Si legge nel “Diario delle cose avvenute in Siena dal 20 luglio 1550 al 28 giugno 1555” redatto da Alessandro Sozzini: “uscirno a Porta Fontebranda circa 250 putti dello Spedale grande, dalli sei fino alli dieci anni, tutti in barcelle e cestarelle, con la scorta di quattro compagnie(….)Si accompagnorno con detti putti molti uomini e donne della Città, che avevano avuto precetto di partire; e avevano carico, infra muli, asini e cavalli, intorno alle 100 bestie. Salite che furno alla Piazza a Casciano, un miglio lontano da Siena, si derno in una imboscata (in realtà più di una per uccidere, violentare e rubare le bestie. n.d.dr.) la mattina erano tutti fuora Porta di Fontebranda (a dove si fa l’anno il mercato de’ porci), tutti a diacere per terra, con grandissime strida e lamenti. Era la più grande compassione a veder quei putti svaligiati, feriti e percossi in terra a diacere, che averiano fatto piangere un Nerone: ed io averei pagati 25 scudi a non gli aver visti; che per tre giorni non possevo mangiare né bere che pro’ mi facesse”.

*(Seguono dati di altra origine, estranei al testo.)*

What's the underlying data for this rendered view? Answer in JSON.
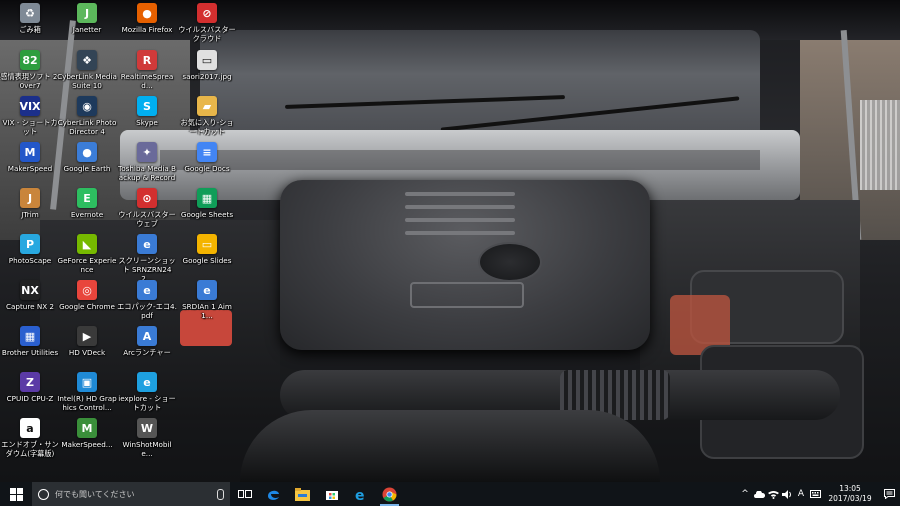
{
  "desktop": {
    "icons": [
      {
        "label": "ごみ箱",
        "icon": "recycle-bin-icon",
        "color": "#7f8a96",
        "glyph": "♻"
      },
      {
        "label": "感情表現ソフト 2.0ver7",
        "icon": "app-icon",
        "color": "#2e9e3e",
        "glyph": "82"
      },
      {
        "label": "VIX - ショートカット",
        "icon": "vix-icon",
        "color": "#1b2f8a",
        "glyph": "VIX"
      },
      {
        "label": "MakerSpeed",
        "icon": "makerspeed-icon",
        "color": "#2357c9",
        "glyph": "M"
      },
      {
        "label": "JTrim",
        "icon": "jtrim-icon",
        "color": "#c9853b",
        "glyph": "J"
      },
      {
        "label": "PhotoScape",
        "icon": "photoscape-icon",
        "color": "#28a8e0",
        "glyph": "P"
      },
      {
        "label": "Capture NX 2",
        "icon": "capture-nx-icon",
        "color": "#222222",
        "glyph": "NX"
      },
      {
        "label": "Brother Utilities",
        "icon": "brother-icon",
        "color": "#2a5fcf",
        "glyph": "▦"
      },
      {
        "label": "CPUID CPU-Z",
        "icon": "cpuz-icon",
        "color": "#5b3aa6",
        "glyph": "Z"
      },
      {
        "label": "エンドオブ・サンダウム(字幕版)",
        "icon": "amazon-icon",
        "color": "#ffffff",
        "glyph": "a"
      },
      {
        "label": "Janetter",
        "icon": "janetter-icon",
        "color": "#5cb85c",
        "glyph": "J"
      },
      {
        "label": "CyberLink Media Suite 10",
        "icon": "cyberlink-media-icon",
        "color": "#334455",
        "glyph": "❖"
      },
      {
        "label": "CyberLink PhotoDirector 4",
        "icon": "photodirector-icon",
        "color": "#1e3a5c",
        "glyph": "◉"
      },
      {
        "label": "Google Earth",
        "icon": "google-earth-icon",
        "color": "#3b7dd8",
        "glyph": "●"
      },
      {
        "label": "Evernote",
        "icon": "evernote-icon",
        "color": "#2dbe60",
        "glyph": "E"
      },
      {
        "label": "GeForce Experience",
        "icon": "geforce-icon",
        "color": "#76b900",
        "glyph": "◣"
      },
      {
        "label": "Google Chrome",
        "icon": "chrome-icon",
        "color": "#e8453c",
        "glyph": "◎"
      },
      {
        "label": "HD VDeck",
        "icon": "hd-vdeck-icon",
        "color": "#3a3a3a",
        "glyph": "▶"
      },
      {
        "label": "Intel(R) HD Graphics Control...",
        "icon": "intel-icon",
        "color": "#1f8ad6",
        "glyph": "▣"
      },
      {
        "label": "MakerSpeed...",
        "icon": "makerspeed2-icon",
        "color": "#3a8f3a",
        "glyph": "M"
      },
      {
        "label": "Mozilla Firefox",
        "icon": "firefox-icon",
        "color": "#e66000",
        "glyph": "●"
      },
      {
        "label": "RealtimeSpread...",
        "icon": "realtime-icon",
        "color": "#d03a3a",
        "glyph": "R"
      },
      {
        "label": "Skype",
        "icon": "skype-icon",
        "color": "#00aff0",
        "glyph": "S"
      },
      {
        "label": "Toshiba Media Backup & Record",
        "icon": "toshiba-icon",
        "color": "#6a6a9a",
        "glyph": "✦"
      },
      {
        "label": "ウイルスバスター ウェブ",
        "icon": "trend-icon",
        "color": "#d32f2f",
        "glyph": "⊙"
      },
      {
        "label": "スクリーンショット SRNZRN242...",
        "icon": "shortcut-icon",
        "color": "#3a7bd5",
        "glyph": "e"
      },
      {
        "label": "エコパック-エコ4.pdf",
        "icon": "pdf-icon",
        "color": "#3a7bd5",
        "glyph": "e"
      },
      {
        "label": "Arcランチャー",
        "icon": "arc-icon",
        "color": "#3a7bd5",
        "glyph": "A"
      },
      {
        "label": "iexplore - ショートカット",
        "icon": "ie-icon",
        "color": "#1ea0e0",
        "glyph": "e"
      },
      {
        "label": "WinShotMobile...",
        "icon": "winshot-icon",
        "color": "#555555",
        "glyph": "W"
      },
      {
        "label": "ウイルスバスター クラウド",
        "icon": "virusbuster-icon",
        "color": "#d32f2f",
        "glyph": "⊘"
      },
      {
        "label": "saori2017.jpg",
        "icon": "image-file-icon",
        "color": "#e0e0e0",
        "glyph": "▭"
      },
      {
        "label": "お気に入り-ショートカット",
        "icon": "folder-icon",
        "color": "#e8b64a",
        "glyph": "▰"
      },
      {
        "label": "Google Docs",
        "icon": "google-docs-icon",
        "color": "#4285f4",
        "glyph": "≡"
      },
      {
        "label": "Google Sheets",
        "icon": "google-sheets-icon",
        "color": "#0f9d58",
        "glyph": "▦"
      },
      {
        "label": "Google Slides",
        "icon": "google-slides-icon",
        "color": "#f4b400",
        "glyph": "▭"
      },
      {
        "label": "SRDIAn 1 Aim1...",
        "icon": "srdian-icon",
        "color": "#3a7bd5",
        "glyph": "e"
      }
    ]
  },
  "taskbar": {
    "search_placeholder": "何でも聞いてください",
    "pinned": [
      {
        "name": "task-view-button",
        "icon": "task-view-icon",
        "running": false
      },
      {
        "name": "edge-button",
        "icon": "edge-icon",
        "running": false
      },
      {
        "name": "file-explorer-button",
        "icon": "file-explorer-icon",
        "running": false
      },
      {
        "name": "store-button",
        "icon": "store-icon",
        "running": false
      },
      {
        "name": "ie-button",
        "icon": "ie-icon",
        "running": false
      },
      {
        "name": "chrome-button",
        "icon": "chrome-icon",
        "running": true
      }
    ],
    "tray": {
      "ime": "A",
      "time": "13:05",
      "date": "2017/03/19"
    }
  },
  "colors": {
    "taskbar_bg": "#101418",
    "search_bg": "#2b2f33",
    "accent": "#7ab3e8"
  }
}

Ma cosa accade? Gli imperiali li aspettano al varco dopo appena pochi chilometri, ma, nonostante l’imboscata, ce la fanno a passare; si imbattono poi in un reparto di tedeschi e anche questa volta riuscirebbero a proseguire se non accadesse l’imponderabile. Arretrando di fronte alla difesa del gruppo fatta dai soldati senesi e francesi, i tedeschi si imbattono in un reparto di spagnoli senza riconoscerli e senza essere da questi riconosciuti. Fra i due contingenti comincia un surreale scambio di fuoco amico, nel mezzo al quale finiscono i bambini. Quelli che non vengono uccisi nel conflitto, riguadagnano di corsa la strada verso la città “con visi così macilenti che parevano l’istessa fame”.
La sortita è servita solo a far massacrare un centinaio tra ragazzini, donne e qualche soldato: gli altri devono tornare a fare le bocche inutili, aspettando la prossima occasione per essere rimandati fuori. E l’occasione che si ripresenta dopo pochi giorni, il 31 ottobre, quando altri 45 bambini, di età compresa fra i 10 e i 15 anni, viene fatto uscire nella speranza che possa raggiungere un possedimento dell’ospedale distante una quarantina di chilometri da Siena. Vengono intercettati, malmenati e spogliati, tanto che tornano a Siena vestiti delle sole camiciole. Questa volta il rettore si impunta, e chiaro e tondo dice in faccia a Pietro Strozzi che è l’ultima volta che si presta a questo gioco al massacro: da ora in poi, fin quando a capo dell’istituzione caritativa ci sarà lui, non un solo gittatello varcherà il portone dell’ospedale.